I gathered _Gramen paleaceum_ (_Juncus bufonius_), both kinds of _Tetrahit_ (_Galeopsis Tetrahit_ and _G. versicolor_, _Fl. Brit._), _Geranium_ (_sylvaticum_) with a pale white flower. At Bredacker I noticed the _Conyza_ (_Erigeron uniflorum_ or _E. acre_), the purple-flowered Millefoil (_Achillea Millefolium_), and the _Cirsium_ (_Carduus heterophyllus_.)

The Laplanders boil all their meat very thoroughly, and treat their guests with grease, by way of dainty, which is eaten with a spoon. They milk their reindeer twice a day. Each gives not more at a time than half a pint, or at the utmost three quarters.

The natives of the country tan their leather with birch bark, buying hides of the colonists for this purpose. The hides, after being plunged into warm water, are buried in some out-of-the-way corner of the hut, and taken up every day till the hair begins to separate, which is then scraped off with a roundish knife. The recent inner bark of the birch, cut into small pieces, is then boiled in common water for half an hour; in which liquor, when partly cooled, the skin is immersed. On the two following days it is taken out, the liquor warmed, and the skin replaced. Afterwards it is dried in the open air in the shade. This leather is much better and softer than what the colonists themselves prepare, but these last-mentioned people are very tenacious of their own modes and customs.

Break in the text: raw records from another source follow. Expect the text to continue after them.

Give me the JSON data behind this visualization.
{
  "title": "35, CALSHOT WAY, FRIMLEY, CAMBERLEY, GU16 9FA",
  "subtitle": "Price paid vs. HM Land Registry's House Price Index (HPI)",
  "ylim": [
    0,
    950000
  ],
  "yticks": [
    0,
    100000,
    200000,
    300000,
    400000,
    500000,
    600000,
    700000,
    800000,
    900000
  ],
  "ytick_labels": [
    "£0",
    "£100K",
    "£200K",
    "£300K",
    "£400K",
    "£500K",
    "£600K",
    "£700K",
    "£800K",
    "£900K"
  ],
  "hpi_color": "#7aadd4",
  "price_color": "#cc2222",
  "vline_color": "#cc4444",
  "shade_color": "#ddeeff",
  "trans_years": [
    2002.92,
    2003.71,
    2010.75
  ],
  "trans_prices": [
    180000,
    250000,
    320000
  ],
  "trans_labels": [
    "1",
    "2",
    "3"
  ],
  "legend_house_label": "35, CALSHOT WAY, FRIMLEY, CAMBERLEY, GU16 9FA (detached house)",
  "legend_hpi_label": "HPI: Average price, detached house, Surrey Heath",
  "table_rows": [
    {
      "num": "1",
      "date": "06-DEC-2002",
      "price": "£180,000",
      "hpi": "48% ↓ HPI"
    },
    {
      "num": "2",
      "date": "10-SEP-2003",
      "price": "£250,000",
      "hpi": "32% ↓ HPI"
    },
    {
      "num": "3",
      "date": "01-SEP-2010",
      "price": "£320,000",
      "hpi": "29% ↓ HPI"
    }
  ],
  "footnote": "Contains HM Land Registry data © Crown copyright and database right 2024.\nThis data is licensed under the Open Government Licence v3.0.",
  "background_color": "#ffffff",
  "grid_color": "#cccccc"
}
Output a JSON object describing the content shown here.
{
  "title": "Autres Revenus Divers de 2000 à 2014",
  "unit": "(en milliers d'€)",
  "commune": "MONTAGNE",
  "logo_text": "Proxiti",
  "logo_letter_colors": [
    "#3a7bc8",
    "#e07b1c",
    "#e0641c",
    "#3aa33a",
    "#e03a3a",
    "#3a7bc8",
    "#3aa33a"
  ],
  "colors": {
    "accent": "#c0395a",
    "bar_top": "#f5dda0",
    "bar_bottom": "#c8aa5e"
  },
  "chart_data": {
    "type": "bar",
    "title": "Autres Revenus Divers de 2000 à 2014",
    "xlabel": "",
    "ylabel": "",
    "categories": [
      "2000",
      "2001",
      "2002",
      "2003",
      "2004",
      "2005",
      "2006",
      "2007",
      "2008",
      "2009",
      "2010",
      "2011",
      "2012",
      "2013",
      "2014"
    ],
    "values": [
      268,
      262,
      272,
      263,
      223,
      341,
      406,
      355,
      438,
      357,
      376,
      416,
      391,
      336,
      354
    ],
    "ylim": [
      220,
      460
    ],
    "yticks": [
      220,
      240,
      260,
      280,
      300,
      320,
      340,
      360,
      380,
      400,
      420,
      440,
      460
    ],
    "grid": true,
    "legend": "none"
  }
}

Near the margin of the river various species of Willow, which I had already gathered and described, were growing in high beauty, and contributed greatly to the ornament of its banks. The neighbouring forests consist of pine trees intermixed with birch, but the latter tree is much less abundant here than in Umoean Lapmark, especially in Siodorne. Leaves of the Meal-berry (_Arbutus Uva-ursi_) are used in tanning or dyeing; which saves a great deal of alum. Many barrels of these leaves are sent for sale to Stockholm.

The Laplanders of Westbothnia give their young children the unripe berries of this shrub boiled, by way of a laxative or purge. Ten or twelve are the usual quantity, but the dose varies according to the age of the patient.

Several kinds of Foxes are found in Lapmark. Their fur is more valuable in proportion as they come further north.